As a collective of over 1,000 students, parents, faculty, staff, alumni, and residents of Lawrence, we make the following demands on our public school district to end systemic racism and all related injustices:
Accept all #BlackInLawrenceNJ stories pertaining to LTPS as true and consult the community around ways LTPS will publicly acknowledge the adverse impact systemic racism has had on people’s lives as exhibited in these stories.
Institute Black/African-American courses and curriculum content.
Hire and retain BIPOC faculty and professional staff which is representative of student demographics.
Conduct an audit of current hiring practices through statistical review, interviews, surveys, and adopting standardized, best practice, hiring solutions.
Eradicate Detentions, all suspensions and expulsions, and take the necessary steps to establish and implement restorative justice practices and policies.
Remove any law enforcement assigned to current Lawrence Township Public Schools.
Hire a diversity, inclusion and equity coach for each school building.
Commit to providing a Pre-K-12 curriculum and instruction development inspired by an abolitionist teaching framework and culturally responsive pedagogy.
Hire an educational equity consultant to conduct an equity, culture and climate audit.
Commit to explore culturally specific ways to increase family involvement and community engagement.
Embrace and actively support a Black student organization and a minority teacher organization.
Reserve a seat on the Board of Education for a Black alumnus of LTPS and undergo an audit regarding LTPS Board of Education election practices.

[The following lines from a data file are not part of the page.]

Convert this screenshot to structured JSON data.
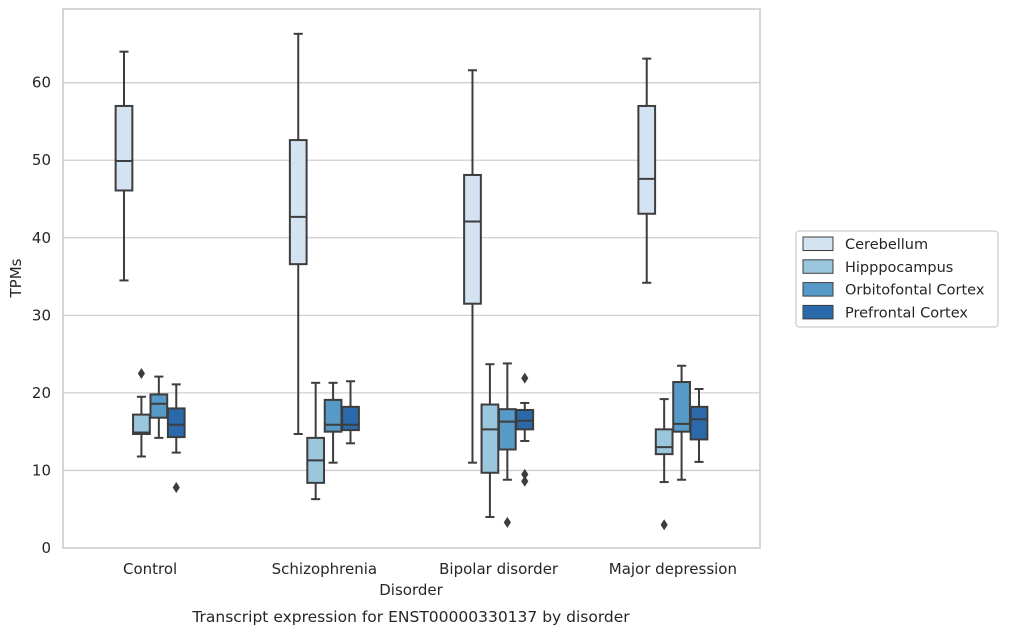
{
  "chart_data": {
    "type": "box",
    "title": "",
    "caption": "Transcript expression for ENST00000330137 by disorder",
    "xlabel": "Disorder",
    "ylabel": "TPMs",
    "ylim": [
      0,
      69.5
    ],
    "yticks": [
      0,
      10,
      20,
      30,
      40,
      50,
      60
    ],
    "grid": "horizontal",
    "legend_position": "right",
    "categories": [
      "Control",
      "Schizophrenia",
      "Bipolar disorder",
      "Major depression"
    ],
    "series": [
      {
        "name": "Cerebellum",
        "color": "#d4e3f2",
        "boxes": [
          {
            "whisker_low": 34.5,
            "q1": 46.1,
            "median": 49.9,
            "q3": 57.0,
            "whisker_high": 64.0,
            "outliers": []
          },
          {
            "whisker_low": 14.7,
            "q1": 36.6,
            "median": 42.7,
            "q3": 52.6,
            "whisker_high": 66.3,
            "outliers": []
          },
          {
            "whisker_low": 11.0,
            "q1": 31.5,
            "median": 42.1,
            "q3": 48.1,
            "whisker_high": 61.6,
            "outliers": []
          },
          {
            "whisker_low": 34.2,
            "q1": 43.1,
            "median": 47.6,
            "q3": 57.0,
            "whisker_high": 63.1,
            "outliers": []
          }
        ]
      },
      {
        "name": "Hipppocampus",
        "color": "#9ac6de",
        "boxes": [
          {
            "whisker_low": 11.8,
            "q1": 14.7,
            "median": 14.9,
            "q3": 17.2,
            "whisker_high": 19.5,
            "outliers": [
              22.5
            ]
          },
          {
            "whisker_low": 6.3,
            "q1": 8.4,
            "median": 11.3,
            "q3": 14.2,
            "whisker_high": 21.3,
            "outliers": []
          },
          {
            "whisker_low": 4.0,
            "q1": 9.7,
            "median": 15.3,
            "q3": 18.5,
            "whisker_high": 23.7,
            "outliers": []
          },
          {
            "whisker_low": 8.5,
            "q1": 12.1,
            "median": 13.0,
            "q3": 15.3,
            "whisker_high": 19.2,
            "outliers": [
              3.0
            ]
          }
        ]
      },
      {
        "name": "Orbitofontal Cortex",
        "color": "#5799c7",
        "boxes": [
          {
            "whisker_low": 14.2,
            "q1": 16.8,
            "median": 18.6,
            "q3": 19.8,
            "whisker_high": 22.1,
            "outliers": []
          },
          {
            "whisker_low": 11.0,
            "q1": 15.0,
            "median": 15.9,
            "q3": 19.1,
            "whisker_high": 21.3,
            "outliers": []
          },
          {
            "whisker_low": 8.8,
            "q1": 12.7,
            "median": 16.3,
            "q3": 17.9,
            "whisker_high": 23.8,
            "outliers": [
              3.3
            ]
          },
          {
            "whisker_low": 8.8,
            "q1": 15.0,
            "median": 16.0,
            "q3": 21.4,
            "whisker_high": 23.5,
            "outliers": []
          }
        ]
      },
      {
        "name": "Prefrontal Cortex",
        "color": "#2a6aab",
        "boxes": [
          {
            "whisker_low": 12.3,
            "q1": 14.3,
            "median": 15.9,
            "q3": 18.0,
            "whisker_high": 21.1,
            "outliers": [
              7.8
            ]
          },
          {
            "whisker_low": 13.5,
            "q1": 15.2,
            "median": 15.9,
            "q3": 18.2,
            "whisker_high": 21.5,
            "outliers": []
          },
          {
            "whisker_low": 13.8,
            "q1": 15.3,
            "median": 16.4,
            "q3": 17.8,
            "whisker_high": 18.7,
            "outliers": [
              21.9,
              9.5,
              8.6
            ]
          },
          {
            "whisker_low": 11.1,
            "q1": 14.0,
            "median": 16.6,
            "q3": 18.2,
            "whisker_high": 20.5,
            "outliers": []
          }
        ]
      }
    ]
  }
}
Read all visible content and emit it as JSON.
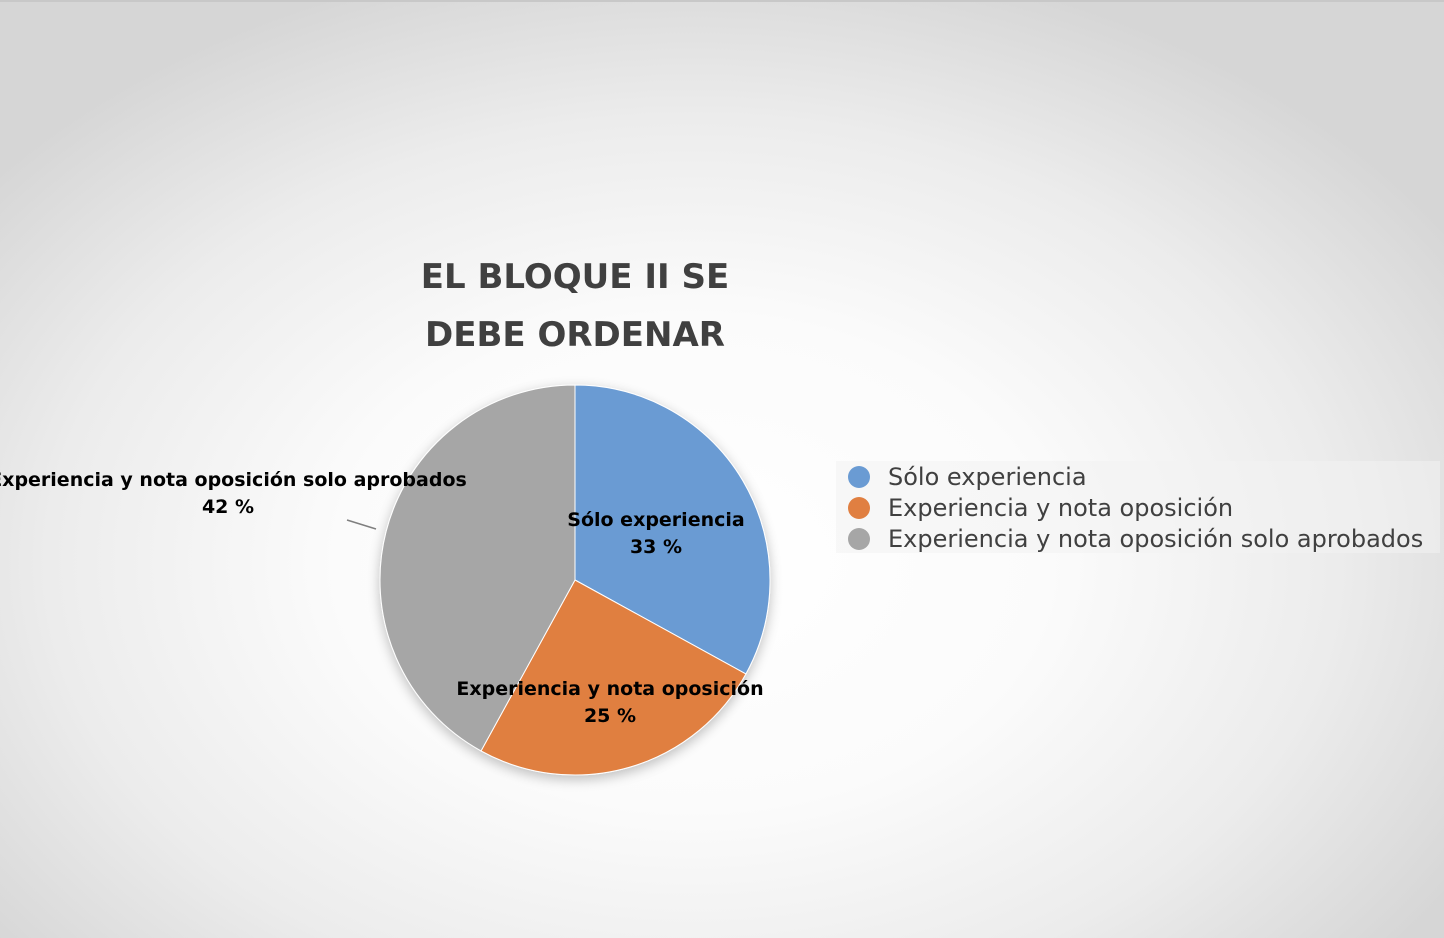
{
  "chart_data": {
    "type": "pie",
    "title_lines": [
      "EL BLOQUE II SE",
      "DEBE ORDENAR"
    ],
    "categories": [
      "Sólo experiencia",
      "Experiencia y nota oposición",
      "Experiencia y nota oposición solo aprobados"
    ],
    "values": [
      33,
      25,
      42
    ],
    "value_labels": [
      "33 %",
      "25 %",
      "42 %"
    ],
    "unit": "%",
    "colors": [
      "#6A9BD3",
      "#E07F41",
      "#A6A6A6"
    ],
    "legend_position": "right"
  }
}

We encourage Lawrence residents to continue to sign our petition at https://blmlawrencenj.wixsite.com/ourdemands/home and read the stories on Black In Lawrence, NJ (Facebook) or @BlackInLawrenceNJ (Instagram).
Fred Vereen, Jr.
Renard & Erika Smoots
Nyya & Roxanna Flores Toussaint
Black Solidarity Group
This letter was read by Nyya Toussaint and Lisa Austin at the Lawrence Township Public Schools Board of Education meeting on July 8.